Her preparations for the U.S. Open starting on Aug. 28 have been far from ideal and the Tunisian withdrew from this month’s Canadian Open in Montreal with a knee injury. Nabil Mlika, who discovered Jabeur at the age of five and coached her for 10 years, has been worried about how his former charge will cope with the burden of expectations. “I hope that she has fully recovered and will be ready both physically and mentally, because her spirits are currently very high,” Mlika told Reuters.

“I hope that she successfully deals with the tension and the weight of expectation at crucial times.” Jabeur is not the first player to lose a string of major finals. American great Chris Evert lost her first three before finishing with a tally of 18, while Kim Clijsters, who lost four slam finals before going on to collect four majors, consoled Jabeur following her Wimbledon defeat. “Hopefully I will be like the others that failed a couple of times to do it and it (the win) will come after. I’ll try to stay positive,” Jabeur said.

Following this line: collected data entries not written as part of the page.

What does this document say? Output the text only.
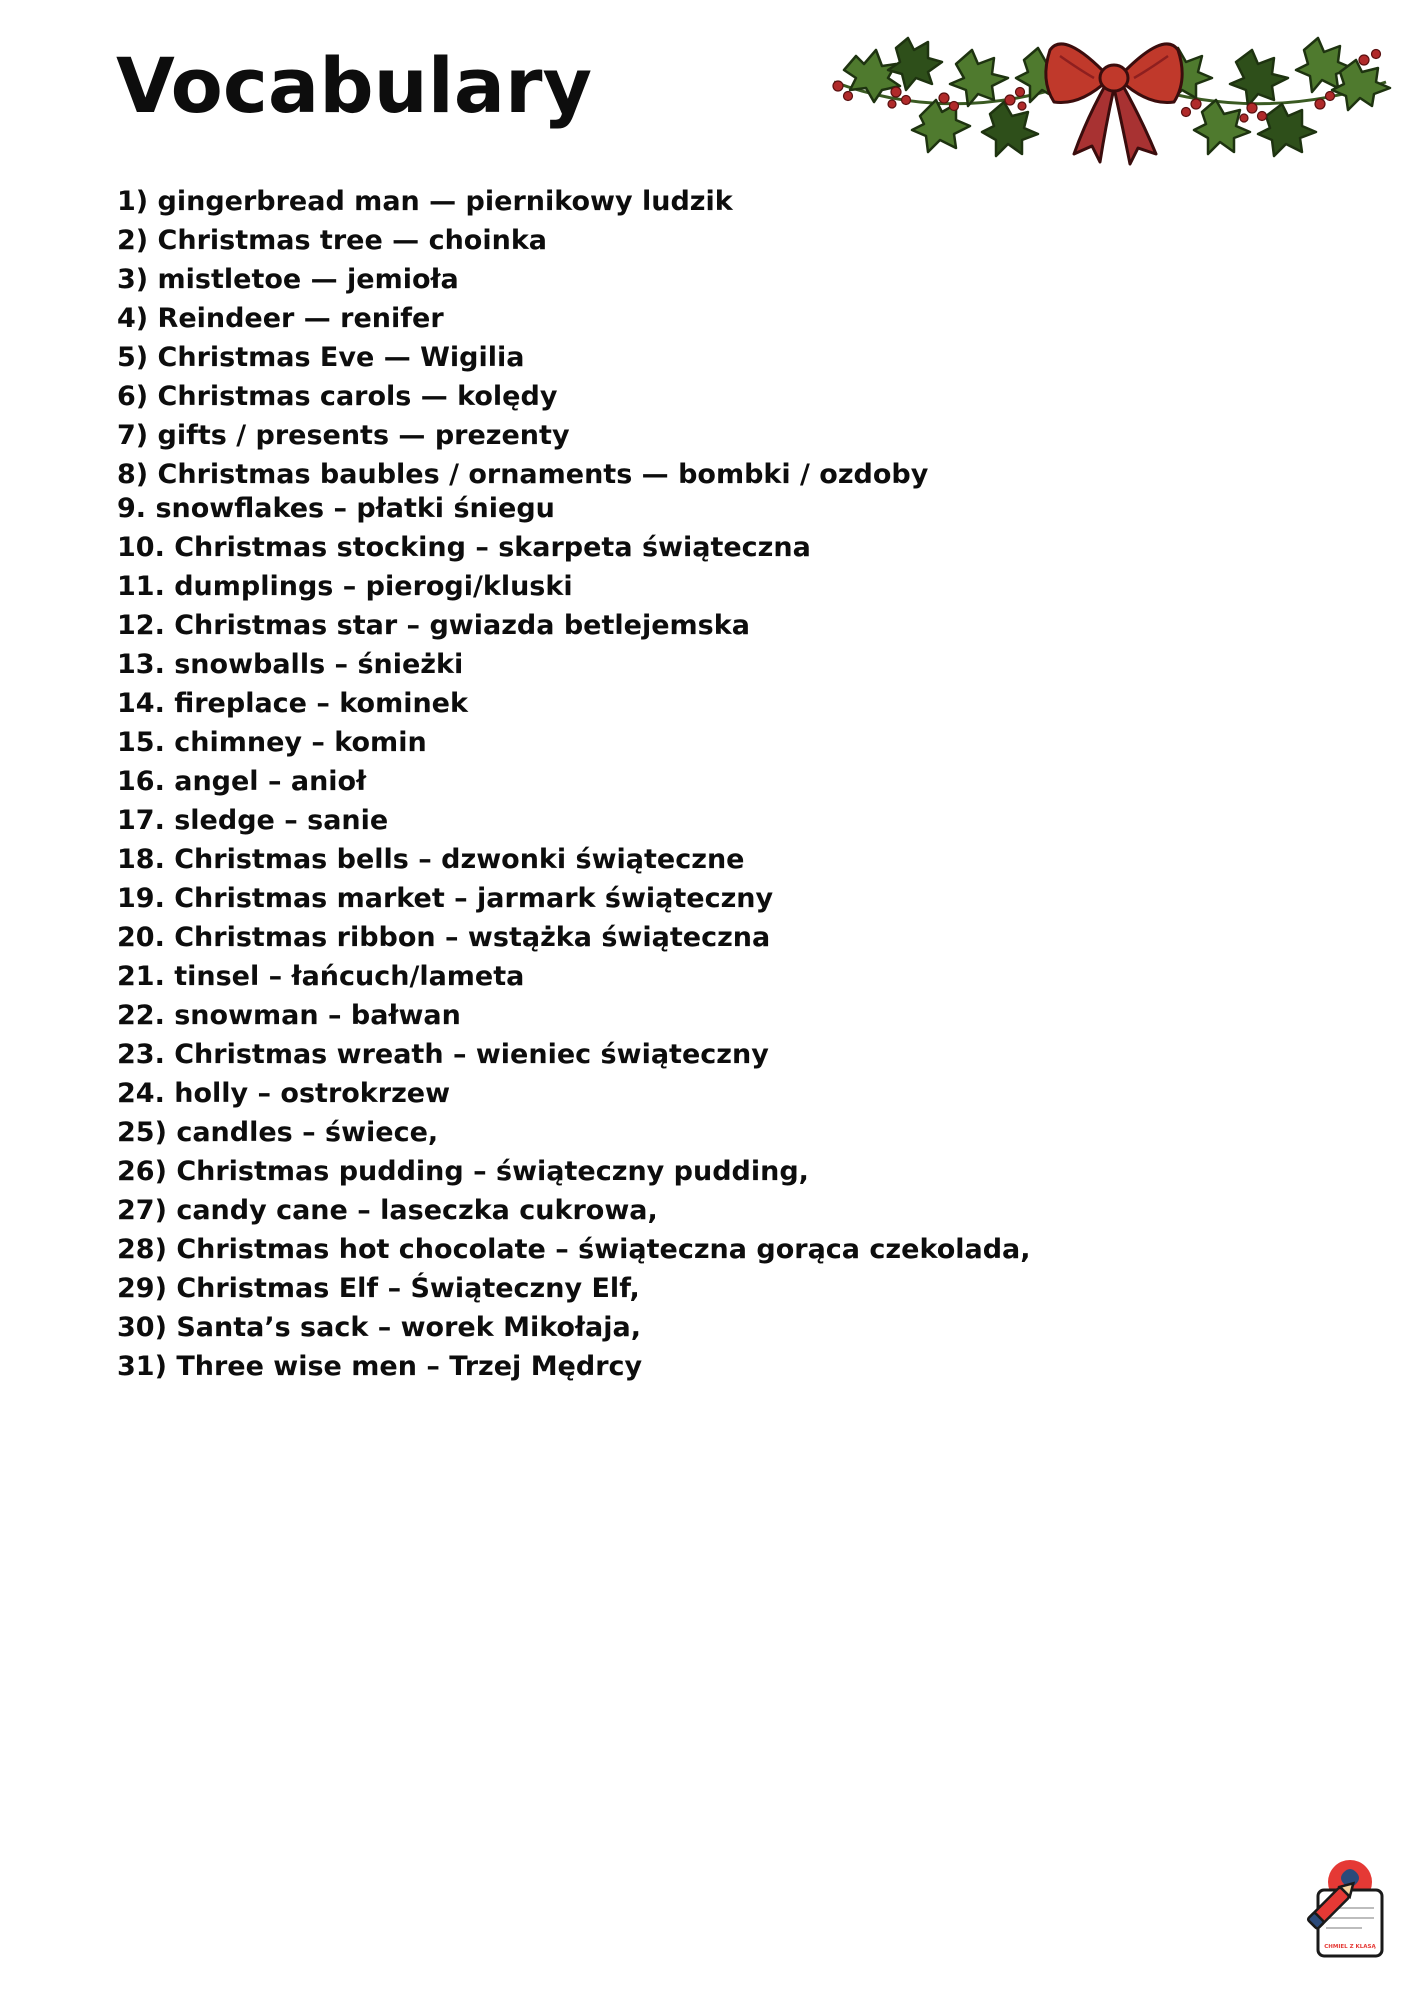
Vocabulary
1) gingerbread man — piernikowy ludzik
2) Christmas tree — choinka
3) mistletoe — jemioła
4) Reindeer — renifer
5) Christmas Eve — Wigilia
6) Christmas carols — kolędy
7) gifts / presents — prezenty
8) Christmas baubles / ornaments — bombki / ozdoby
9. snowflakes – płatki śniegu
10. Christmas stocking – skarpeta świąteczna
11. dumplings – pierogi/kluski
12. Christmas star – gwiazda betlejemska
13. snowballs – śnieżki
14. fireplace – kominek
15. chimney – komin
16. angel – anioł
17. sledge – sanie
18. Christmas bells – dzwonki świąteczne
19. Christmas market – jarmark świąteczny
20. Christmas ribbon – wstążka świąteczna
21. tinsel – łańcuch/lameta
22. snowman – bałwan
23. Christmas wreath – wieniec świąteczny
24. holly – ostrokrzew
25) candles – świece,
26) Christmas pudding – świąteczny pudding,
27) candy cane – laseczka cukrowa,
28) Christmas hot chocolate – świąteczna gorąca czekolada,
29) Christmas Elf – Świąteczny Elf,
30) Santa’s sack – worek Mikołaja,
31) Three wise men – Trzej Mędrcy
CHMIEL Z KLASĄ
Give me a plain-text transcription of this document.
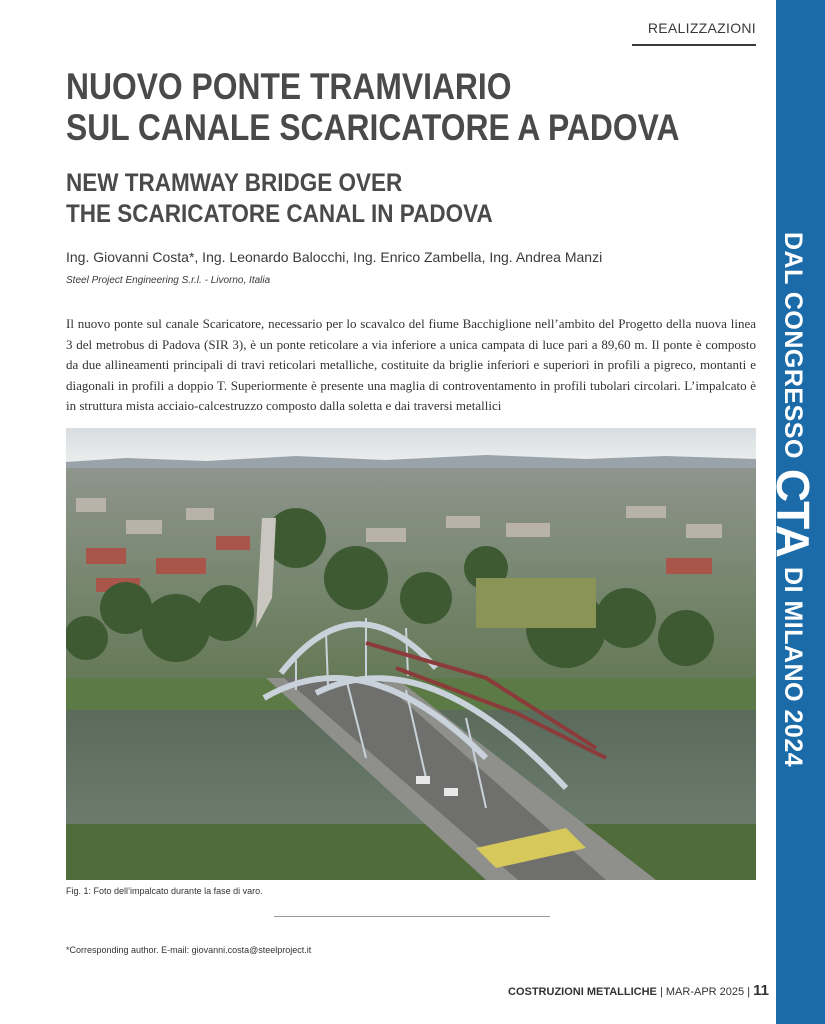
REALIZZAZIONI
DAL CONGRESSO
CTA
DI MILANO 2024
NUOVO PONTE TRAMVIARIO
SUL CANALE SCARICATORE A PADOVA
NEW TRAMWAY BRIDGE OVER
THE SCARICATORE CANAL IN PADOVA
Ing. Giovanni Costa*, Ing. Leonardo Balocchi, Ing. Enrico Zambella, Ing. Andrea Manzi
Steel Project Engineering S.r.l. - Livorno, Italia

Il nuovo ponte sul canale Scaricatore, necessario per lo scavalco del fiume Bacchiglione nell’ambito del Progetto della nuova linea 3 del metrobus di Padova (SIR 3), è un ponte reticolare a via inferiore a unica campata di luce pari a 89,60 m. Il ponte è composto da due allineamenti principali di travi reticolari metalliche, costituite da briglie inferiori e superiori in profili a pigreco, montanti e diagonali in profili a doppio T. Superiormente è presente una maglia di controventamento in profili tubolari circolari. L’impalcato è in struttura mista acciaio-calcestruzzo composto dalla soletta e dai traversi metallici

Fig. 1: Foto dell’impalcato durante la fase di varo.
*Corresponding author. E-mail: giovanni.costa@steelproject.it
COSTRUZIONI METALLICHE | MAR-APR 2025 | 11
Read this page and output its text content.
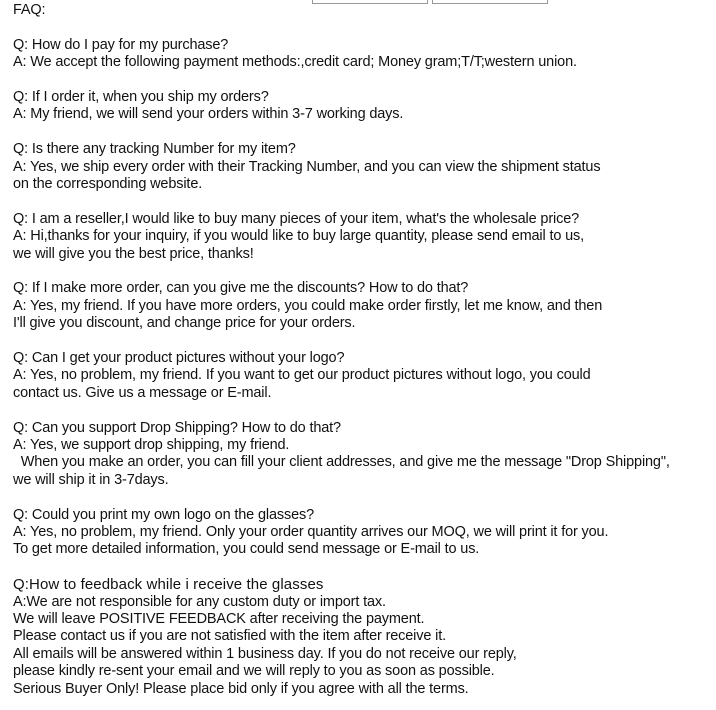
FAQ:
Q: How do I pay for my purchase?
A: We accept the following payment methods:,credit card; Money gram;T/T;western union.
Q: If I order it, when you ship my orders?
A: My friend, we will send your orders within 3-7 working days.
Q: Is there any tracking Number for my item?
A: Yes, we ship every order with their Tracking Number, and you can view the shipment status
on the corresponding website.
Q: I am a reseller,I would like to buy many pieces of your item, what's the wholesale price?
A: Hi,thanks for your inquiry, if you would like to buy large quantity, please send email to us,
we will give you the best price, thanks!
Q: If I make more order, can you give me the discounts? How to do that?
A: Yes, my friend. If you have more orders, you could make order firstly, let me know, and then
I'll give you discount, and change price for your orders.
Q: Can I get your product pictures without your logo?
A: Yes, no problem, my friend. If you want to get our product pictures without logo, you could
contact us. Give us a message or E-mail.
Q: Can you support Drop Shipping? How to do that?
A: Yes, we support drop shipping, my friend.
When you make an order, you can fill your client addresses, and give me the message "Drop Shipping",
we will ship it in 3-7days.
Q: Could you print my own logo on the glasses?
A: Yes, no problem, my friend. Only your order quantity arrives our MOQ, we will print it for you.
To get more detailed information, you could send message or E-mail to us.
Q:How to feedback while i receive the glasses
A:We are not responsible for any custom duty or import tax.
We will leave POSITIVE FEEDBACK after receiving the payment.
Please contact us if you are not satisfied with the item after receive it.
All emails will be answered within 1 business day. If you do not receive our reply,
please kindly re-sent your email and we will reply to you as soon as possible.
Serious Buyer Only! Please place bid only if you agree with all the terms.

Andy Roddick also offered his help to the fan favourite. The American won his first major final in 2003 at the U.S. Open but that was his only Grand Slam success. He then lost a final in New York and three at Wimbledon – all to Roger Federer. “I actually sent her (Jabeur) a message after the (Wimbledon) final and said, ‘Listen if you ever want to chat I’ve been where you are right now but I have more faith in you winning Wimbledon than I ever had in myself winning Wimbledon.” No matter what happens at the U.S. Open, Jabeur still has huge support from her fans back in Tunisia and they believe that she will be crowned a Grand Slam champion one day.